2.      Place the minimum down payment and finance the rest using an affordable interest rate fixed for 30 years.

3.      Perform needed maintenance and repairs to bring the property up to a safe and secure living condition. Do not over-invest in the property. Use the KISS formula (keep it simple stupid). The goal is to provide safe and affordable housing.

4.      Market your property to the Section 8 housing program via the local HUD office. Section 8 provides rental assistance to low income households. You will need to fill out a property information sheet and have the home inspected (usually free) by a HUD inspector.

5.      Determine the Fair Market Rent. HUD typically pays all or a portion of the rent for low income households based upon the fair market rent for your area. FMR can vary widely depending upon the area the house is located but a typical 3/2 home in a small town in Florida will go for just over $1,000 while another in California may be double that. Once approved, you can now show the home to prospective tenants just like you would any other program. To determine the Fair Market Rents in your area view the current 2010 FMR schedule at http://www.huduser.org/datasets/fmr.html.

6.      Sign a lease. Collecting rent directly from the federal government dramatically reduces the likelihood of skipped rental payments but it is still important to carefully screen tenants and sign a lease just like you would for any rental. Many tenants may be responsible for only a very small portion of the monthly rent but other issues like damages, repairs etc still should be clearly indicated.

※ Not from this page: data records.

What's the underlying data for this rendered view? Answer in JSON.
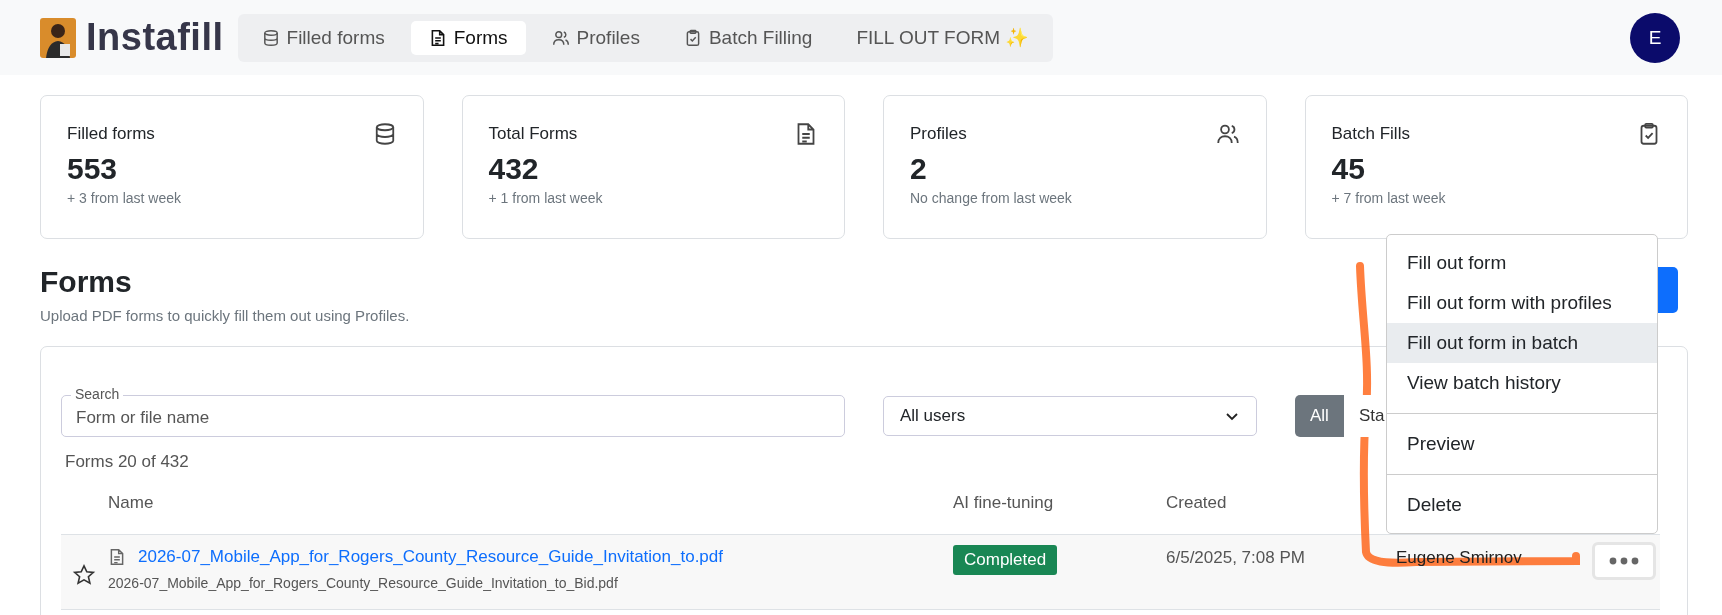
{
  "app": {
    "name": "Instafill"
  },
  "nav": [
    {
      "label": "Filled forms",
      "kind": "database",
      "selected": false
    },
    {
      "label": "Forms",
      "kind": "file",
      "selected": true
    },
    {
      "label": "Profiles",
      "kind": "users",
      "selected": false
    },
    {
      "label": "Batch Filling",
      "kind": "clipboard",
      "selected": false
    },
    {
      "label": "FILL OUT FORM ✨",
      "kind": "action",
      "selected": false
    }
  ],
  "user": {
    "initial": "E"
  },
  "stats": [
    {
      "title": "Filled forms",
      "value": "553",
      "note": "+ 3 from last week",
      "kind": "database"
    },
    {
      "title": "Total Forms",
      "value": "432",
      "note": "+ 1 from last week",
      "kind": "file"
    },
    {
      "title": "Profiles",
      "value": "2",
      "note": "No change from last week",
      "kind": "users"
    },
    {
      "title": "Batch Fills",
      "value": "45",
      "note": "+ 7 from last week",
      "kind": "clipboard"
    }
  ],
  "forms": {
    "title": "Forms",
    "subtitle": "Upload PDF forms to quickly fill them out using Profiles."
  },
  "filters": {
    "search": {
      "label": "Search",
      "placeholder": "Form or file name"
    },
    "user_select": "All users",
    "toggle": [
      {
        "label": "All",
        "selected": true
      },
      {
        "label": "Sta",
        "selected": false
      }
    ]
  },
  "count": "Forms 20 of 432",
  "table": {
    "columns": [
      "Name",
      "AI fine-tuning",
      "Created"
    ],
    "rows": [
      {
        "starred": false,
        "title": "2026-07_Mobile_App_for_Rogers_County_Resource_Guide_Invitation_to.pdf",
        "file": "2026-07_Mobile_App_for_Rogers_County_Resource_Guide_Invitation_to_Bid.pdf",
        "status": "Completed",
        "created": "6/5/2025, 7:08 PM",
        "owner": "Eugene Smirnov"
      }
    ]
  },
  "menu": [
    [
      {
        "label": "Fill out form",
        "selected": false
      },
      {
        "label": "Fill out form with profiles",
        "selected": false
      },
      {
        "label": "Fill out form in batch",
        "selected": true
      },
      {
        "label": "View batch history",
        "selected": false
      }
    ],
    [
      {
        "label": "Preview",
        "selected": false
      }
    ],
    [
      {
        "label": "Delete",
        "selected": false
      }
    ]
  ]
}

7.       Bottom line...Section 8 rentals are not for the faint hearted but it is often possible to lower the risk of non payment for homes that are both affordable and able to cash flow very nicely due to their location. Rather than going it alone in a tough rental market, partnering with Uncle Sam to provide safe and affordable housing while receiving payments directly from the Federal government builds equity and income while others are cutting back.

 

I have 3 or 4 qualified buyers who won't get off the fence despite low prices and lower mortgage rates. No matter how good the deal I bring them they still shy away and say they're going to wait. This seems to be the sentiment nationwide as confirmed by a survey by Realtor.com, read below:

 

According to a survey conducted by Realtor.com, home buyers in the U.S. are hesitant to jump into the housing market, given the current economic downturn. Nearly 53% of the survey participants said they have postponed their home plan on account of their negative outlook. Uncertainty on the job front was the main factor for not buying a house for nearly a third of the survey participants. Nearly 16% said they worry about selling their current home, while 8% said they fear home prices will keep falling. Home buyers recognize that the housing market currently offers great deals; however, financial worries far outweigh attractiveness of the deals available. Nearly 20% said they were interested in foreclosed homes with an attractive price, while nearly 15% said they want to receive incentives such as the $8,000 tax credit for first-time buyers. Errol Samuelson, president of Realtor.com, said buyers feel that purchasing a foreclosed home is more "complex" than other transactions. Among the survey participants, only 28% said President Barack Obama's plan to tackle the foreclosure crisis is working, compared with 41% who said it isn't and 27% who didn't know.

 

According to analysts, home prices may fall in the near-term and rise only in 2012. "We expect prices to drop for another year and then stabilize before starting to rise with incomes," says Standard & Poor's Chief Economist David Wyss. The S&P/Case-Shiller U.S. National Home Price Index, which tracks the movement of home prices, will fall about 16% this year before stabilizing. Fiserv, a research firm, has forecasted the 2012 home prices in 50 largest metro areas across different states.
In some states such as Wisconsin, Ohio, Indiana, and Michigan, home prices will see a rise by 2012. However, in states such as Florida, California, New Jersey, and New York, prices will fall until end 2012.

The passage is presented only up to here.